Mr. Nantulya took it further.

“The PLA adheres to the principle of absolute party control of the military, or ‘the party commands the gun,’” he said.

“The CCP itself admits that this is how it has retained power since 1949.

“The PLA is not a national army of the type described in most African constitutions and laws governing the armed forces. It is a ‘political army’ and the backbone of the CCP.

“Uniformed members are loyal to the party and custodians of its values, history, and spirit, not to the constitution, government, or state.

“The CCP is above all three.”

According to his research, 50 of Africa’s 54 countries participate regularly in Chinese “political-military education.”

A senior South African National Defense Force officer told The Epoch Times: “We’d love to send our officers to Westpoint because the training there is far superior.
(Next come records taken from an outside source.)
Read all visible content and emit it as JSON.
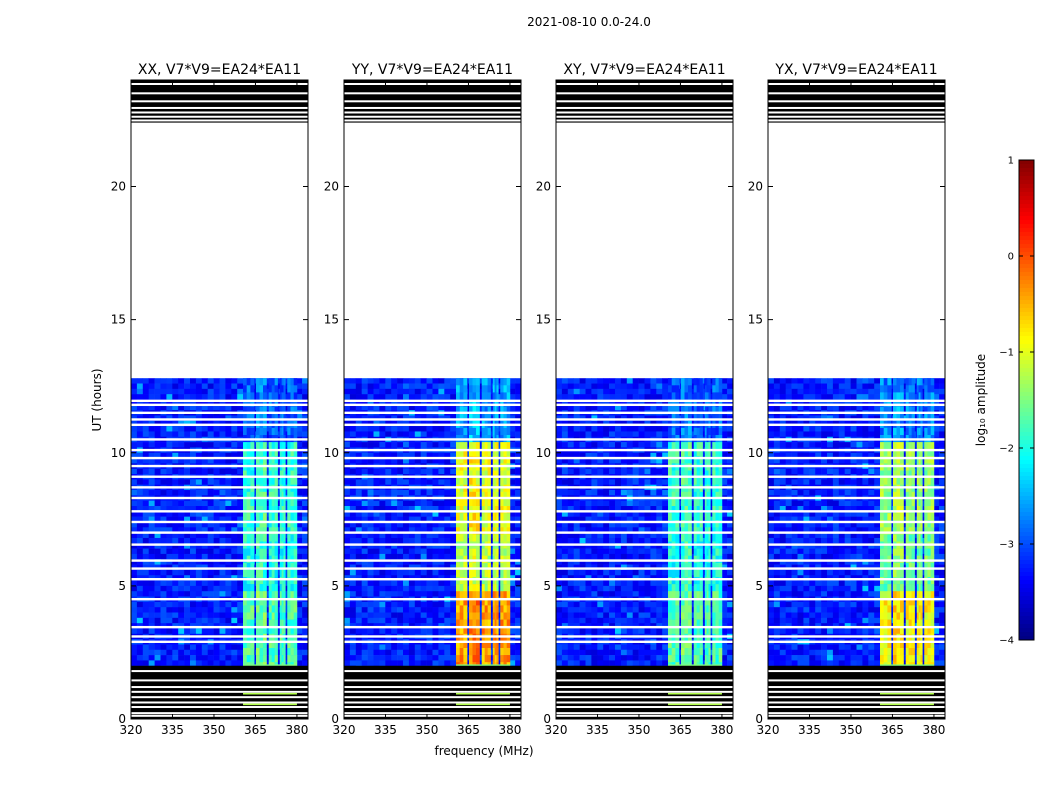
{
  "chart_data": {
    "type": "heatmap",
    "suptitle": "2021-08-10 0.0-24.0",
    "panels": [
      {
        "title": "XX, V7*V9=EA24*EA11",
        "level": [
          0.22,
          0.45,
          0.58,
          0.42,
          0.4
        ]
      },
      {
        "title": "YY, V7*V9=EA24*EA11",
        "level": [
          0.28,
          0.72,
          0.62,
          0.6,
          0.55
        ]
      },
      {
        "title": "XY, V7*V9=EA24*EA11",
        "level": [
          0.22,
          0.45,
          0.5,
          0.42,
          0.4
        ]
      },
      {
        "title": "YX, V7*V9=EA24*EA11",
        "level": [
          0.25,
          0.62,
          0.56,
          0.52,
          0.48
        ]
      }
    ],
    "xlabel": "frequency (MHz)",
    "ylabel": "UT (hours)",
    "xlim": [
      320,
      384
    ],
    "ylim": [
      0,
      24
    ],
    "xticks": [
      320,
      335,
      350,
      365,
      380
    ],
    "yticks": [
      0,
      5,
      10,
      15,
      20
    ],
    "colorbar": {
      "label": "log₁₀ amplitude",
      "range": [
        -4,
        1
      ],
      "ticks": [
        1,
        0,
        -1,
        -2,
        -3,
        -4
      ],
      "ticklabels": [
        "1",
        "0",
        "−1",
        "−2",
        "−3",
        "−4"
      ],
      "colormap": "jet"
    },
    "data_coverage": [
      [
        0,
        12.8
      ],
      [
        22.4,
        24
      ]
    ],
    "rfi_band_mhz": [
      360.5,
      380
    ],
    "band_segments_mhz": [
      [
        360.5,
        364.5
      ],
      [
        365.2,
        369
      ],
      [
        369.8,
        373
      ],
      [
        373.8,
        375.8
      ],
      [
        376.5,
        380
      ]
    ],
    "empty_hours": [
      12.8,
      22.4
    ],
    "flagged_rows_hours": [
      2.9,
      3.1,
      3.45,
      4.5,
      5.25,
      5.65,
      5.95,
      6.55,
      7.0,
      7.4,
      7.8,
      8.3,
      8.7,
      9.1,
      9.5,
      9.8,
      10.1,
      10.5,
      11.05,
      11.25,
      11.5,
      11.8,
      11.95
    ],
    "black_rows_hours": [
      1.9,
      1.65,
      1.55,
      1.35,
      1.1,
      0.95,
      0.7,
      0.55,
      0.35,
      0.1,
      23.95,
      23.75,
      23.6,
      23.35,
      23.05,
      22.85,
      22.7,
      22.55
    ]
  }
}
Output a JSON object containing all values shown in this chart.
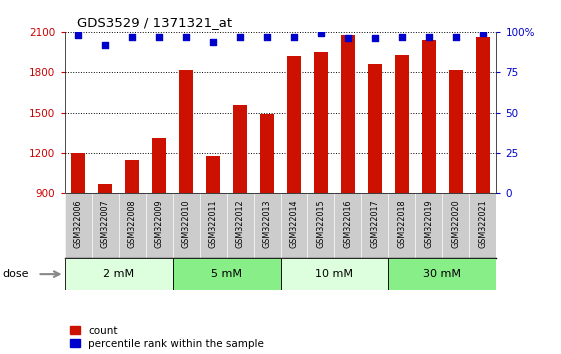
{
  "title": "GDS3529 / 1371321_at",
  "samples": [
    "GSM322006",
    "GSM322007",
    "GSM322008",
    "GSM322009",
    "GSM322010",
    "GSM322011",
    "GSM322012",
    "GSM322013",
    "GSM322014",
    "GSM322015",
    "GSM322016",
    "GSM322017",
    "GSM322018",
    "GSM322019",
    "GSM322020",
    "GSM322021"
  ],
  "counts": [
    1200,
    970,
    1150,
    1310,
    1820,
    1180,
    1560,
    1490,
    1920,
    1950,
    2080,
    1860,
    1930,
    2040,
    1820,
    2060
  ],
  "percentiles": [
    98,
    92,
    97,
    97,
    97,
    94,
    97,
    97,
    97,
    99,
    96,
    96,
    97,
    97,
    97,
    99
  ],
  "bar_color": "#cc1100",
  "dot_color": "#0000cc",
  "ylim_left": [
    900,
    2100
  ],
  "ylim_right": [
    0,
    100
  ],
  "yticks_left": [
    900,
    1200,
    1500,
    1800,
    2100
  ],
  "yticks_right": [
    0,
    25,
    50,
    75,
    100
  ],
  "dose_groups": [
    {
      "label": "2 mM",
      "start": 0,
      "end": 4,
      "color": "#ddffdd"
    },
    {
      "label": "5 mM",
      "start": 4,
      "end": 8,
      "color": "#88ee88"
    },
    {
      "label": "10 mM",
      "start": 8,
      "end": 12,
      "color": "#ddffdd"
    },
    {
      "label": "30 mM",
      "start": 12,
      "end": 16,
      "color": "#88ee88"
    }
  ],
  "legend_count_label": "count",
  "legend_pct_label": "percentile rank within the sample",
  "bg_color": "#ffffff",
  "plot_bg_color": "#ffffff",
  "bar_bg_color": "#cccccc",
  "xlabel_color": "#cc0000",
  "ylabel_right_color": "#0000cc",
  "grid_color": "#000000",
  "dose_label": "dose"
}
But the simple fact is that China’s offering more training opportunities than anyone else.”

In the 1990s, during a wave of democracy, African countries—even those governed by former liberation movements in which it was the norm for political parties to control armies—adopted new models that removed militaries from party politics and transferred their allegiance to a constitution.

But democracy had declined in Africa over the past decade, and China’s “party-army model” was increasingly attractive to parties “focused on regime survival,” according to Mr. Nantulya.

“They will likely use their engagements with China to ‘relearn’ the techniques that have kept the CCP in power and enabled it to control the PLA, the world’s largest army, in ways that ensure their perpetual rule,” he said.